The Supreme Court has ruled that denying education to undocumented immigrants is not only bad public policy, it offends core American principles of justice and equality under law:
Sheer incapability or lax enforcement of the laws barring entry into this country . . . has resulted in the creation of a substantial "shadow population" of illegal migrants - numbering in the millions - within our borders. This situation raises the specter of a permanent caste of undocumented resident aliens, encouraged by some to remain here as a source of cheap labor, but nevertheless denied the benefits that our society makes available to citizens and lawful residents. The existence of such an underclass presents most difficult problems for a Nation that prides itself on adherence to principles of equality under law.3

The Supreme Court then ruled that denying undocumented children access to public education violates the Equal Protection Clause of the Fourteenth Amendment.4 The Constitution requires equal access to K-12 education services for undocumented children because “it is . . . difficult to conceive of a rational justification for penalizing these children for their presence within the United States. Yet that appears to be precisely the effect” of laws that would deny schooling to undocumented children.5

Noting that “legislation directing the onus of a parent’s misconduct against his children does not comport with fundamental conceptions of justice,” the Court affirmed Supreme Court precedent regarding penalizing children for their parents’ actions:
[V]isiting . . . condemnation on the head of an infant is illogical and unjust. Moreover, imposing disabilities on the . . . child is contrary to the basic concept of our system that legal burdens should bear some relationship to individual responsibility or wrongdoing. Obviously, no child is responsible for his birth and penalizing the . . . child is an ineffectual – as well as unjust – way of deterring the parent.6

Educating undocumented students is, therefore, A) good public policy - because educated people contribute more to society; B) fair - because all parents pay taxes and we should not penalize children for their parents’ actions; and C) required under the Equal Protection Clause of the United States Constitution.

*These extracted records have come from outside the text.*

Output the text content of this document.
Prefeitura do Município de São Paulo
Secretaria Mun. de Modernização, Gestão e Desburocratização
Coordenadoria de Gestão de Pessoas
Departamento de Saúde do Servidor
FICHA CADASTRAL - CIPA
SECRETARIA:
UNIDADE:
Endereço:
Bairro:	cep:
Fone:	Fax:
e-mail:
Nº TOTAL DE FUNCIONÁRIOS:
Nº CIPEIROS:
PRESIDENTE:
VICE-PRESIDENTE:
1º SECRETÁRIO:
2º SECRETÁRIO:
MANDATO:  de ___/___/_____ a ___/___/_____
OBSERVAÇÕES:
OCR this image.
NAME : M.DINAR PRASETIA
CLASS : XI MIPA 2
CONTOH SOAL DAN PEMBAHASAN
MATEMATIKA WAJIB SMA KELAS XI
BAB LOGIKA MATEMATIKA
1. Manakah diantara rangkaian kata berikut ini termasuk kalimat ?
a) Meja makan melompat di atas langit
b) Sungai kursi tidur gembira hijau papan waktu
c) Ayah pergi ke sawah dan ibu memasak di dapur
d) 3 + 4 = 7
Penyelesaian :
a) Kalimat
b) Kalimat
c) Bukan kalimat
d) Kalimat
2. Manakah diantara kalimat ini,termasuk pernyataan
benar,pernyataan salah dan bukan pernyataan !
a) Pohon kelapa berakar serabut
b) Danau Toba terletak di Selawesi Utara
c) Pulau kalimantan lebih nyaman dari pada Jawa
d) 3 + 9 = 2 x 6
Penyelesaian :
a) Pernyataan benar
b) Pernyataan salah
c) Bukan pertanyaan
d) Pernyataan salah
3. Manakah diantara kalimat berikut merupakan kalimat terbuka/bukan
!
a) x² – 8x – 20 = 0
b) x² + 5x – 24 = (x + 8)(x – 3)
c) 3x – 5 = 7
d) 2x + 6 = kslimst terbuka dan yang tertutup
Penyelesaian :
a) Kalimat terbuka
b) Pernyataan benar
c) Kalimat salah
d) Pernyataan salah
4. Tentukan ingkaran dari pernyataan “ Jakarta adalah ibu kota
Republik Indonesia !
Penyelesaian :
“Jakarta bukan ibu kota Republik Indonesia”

1. If the 1.2 million U.S. dropouts in the class of 2007 had graduated instead of dropping out of school, they would have contributed $329 billion in their lifetime earnings to the U.S. economy. See High school graduates on average earn $9,245 more per year than high school dropouts. See The College Board’s Education Pays 2007 report found that “higher levels of education correspond to lower unemployment and poverty rates. So, in addition to contributing more to tax revenues than others do, adults with higher levels of education are less likely to depend on social safety-net programs:"  A 2007 study by the California Dropout Research Project, “The Economic Losses from High School Dropouts in California,” found that high school graduation reduces violent crime by 20 percent, property crime by 11 percent, and drug-related offenses by 12 percent. California loses $2.5 billion in crime expenditures for each cohort of dropouts; dropouts have a higher risk of stroke, heart disease, diabetes, depression and other serious conditions.
2. "Undocumented Immigrants in Texas: A financial Analysis of the Impact to the State Budget and Economy." Texas Comptroller of Public Accounts, December 2006.
3. Plyler v. Doe, 457 U.S. 202, 220 (1982).
4. Id.
5. Id.
6. Id. (citing Weber v. Aetna Casualty & Surety Co., 406 U.S. 164, 175 (1972)).